Morbid Vision n'était pas un album capable de rentrer dans le panthéon du metal. Ou alors comme simple visiteur. Si les vigiles veulent bien le laisser entrer, avec sa tronche de délinquant juvénile. Puis c'est même pas dit qu'il aurait les moyens de se payer son ticket. Bref, c'était un départ plutôt bancal pour nos Brésiliens qui évoluaient certes dans une sphère dédiée à la brutalité, mais la brutalité n'a jamais été un gage de qualité. Quand elle n'est pas maîtrisée, elle devient vite insignifiante et c'est ce qui s'est passé avec Morbid Vision malgré une ou deux bonnes idées noyées dans le marasme d'une violence stérile.

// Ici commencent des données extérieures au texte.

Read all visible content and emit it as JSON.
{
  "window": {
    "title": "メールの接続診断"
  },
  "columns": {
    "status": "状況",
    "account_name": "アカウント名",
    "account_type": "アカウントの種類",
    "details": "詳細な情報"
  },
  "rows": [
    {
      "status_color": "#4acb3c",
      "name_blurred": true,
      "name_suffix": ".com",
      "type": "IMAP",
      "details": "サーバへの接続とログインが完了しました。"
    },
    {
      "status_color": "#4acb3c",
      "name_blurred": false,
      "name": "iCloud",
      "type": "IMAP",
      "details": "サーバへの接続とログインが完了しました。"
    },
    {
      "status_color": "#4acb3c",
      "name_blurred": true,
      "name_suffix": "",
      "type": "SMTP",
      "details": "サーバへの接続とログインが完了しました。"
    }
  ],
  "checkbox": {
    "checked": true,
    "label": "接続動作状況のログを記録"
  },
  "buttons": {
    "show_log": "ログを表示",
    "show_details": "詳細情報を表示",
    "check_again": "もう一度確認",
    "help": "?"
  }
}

Histoire de marquer le coup,
Jairo T est remercié et c'est
Andreas Kisser qui devient le nouveau guitariste de
Sepultura. Avec son patronyme sonnant bien germanique, beaucoup argueront que le groupe est vraiment proche de
Slayer qui se trimballe un
Jeff Hannemann. Comparaison un peu facile.
Kisser apportera à
Sepultura la musicalité qui lui manquait. Même si l'ensemble reste brutal, construit sur des bases thrash que l'on pourrait juger slayeriennes pour le côté véloce et sans concession, on appréciera cette fois-ci des constructions plus digestes, des soli éclairés à défaut d'être réellement exceptionnels. Des mélodies font également leur apparition tandis que le groupe devient ambitieux et surtout audacieux. Avec trois instrumentaux sur neuf compositions originales,
Sepultura tire un trait sur le passé. Les bases death sont toujours présentes, notamment dans la voix de
Max Cavalera, mais ce n'est plus un gargouillis odieux. Musicalement, les traces black à la
Bathory se sont également effacées, au profit d'une grandeur inattendue. Difficile de croire qu'il s'agit du même groupe. Il suffit de jeter une oreille sur la longue instrumentale
Inquisition Symphony pour s'en rendre compte. Un titre qui oscille entre sauvagerie et mélodies glauques, avec un Andreas Kisser impérial.
Seule une année sépare ce
Schizophrenia de l'abject Morbid Vision. Mais l'évolution est si fulgurante qu'elle en parait irréelle. Sans être une icône d'originalité,
Sepultura arrive à se faire remarquer (malgré un artwork toujours aussi bizarre) et devient le chef de file d'une scène brésilienne en plein essor.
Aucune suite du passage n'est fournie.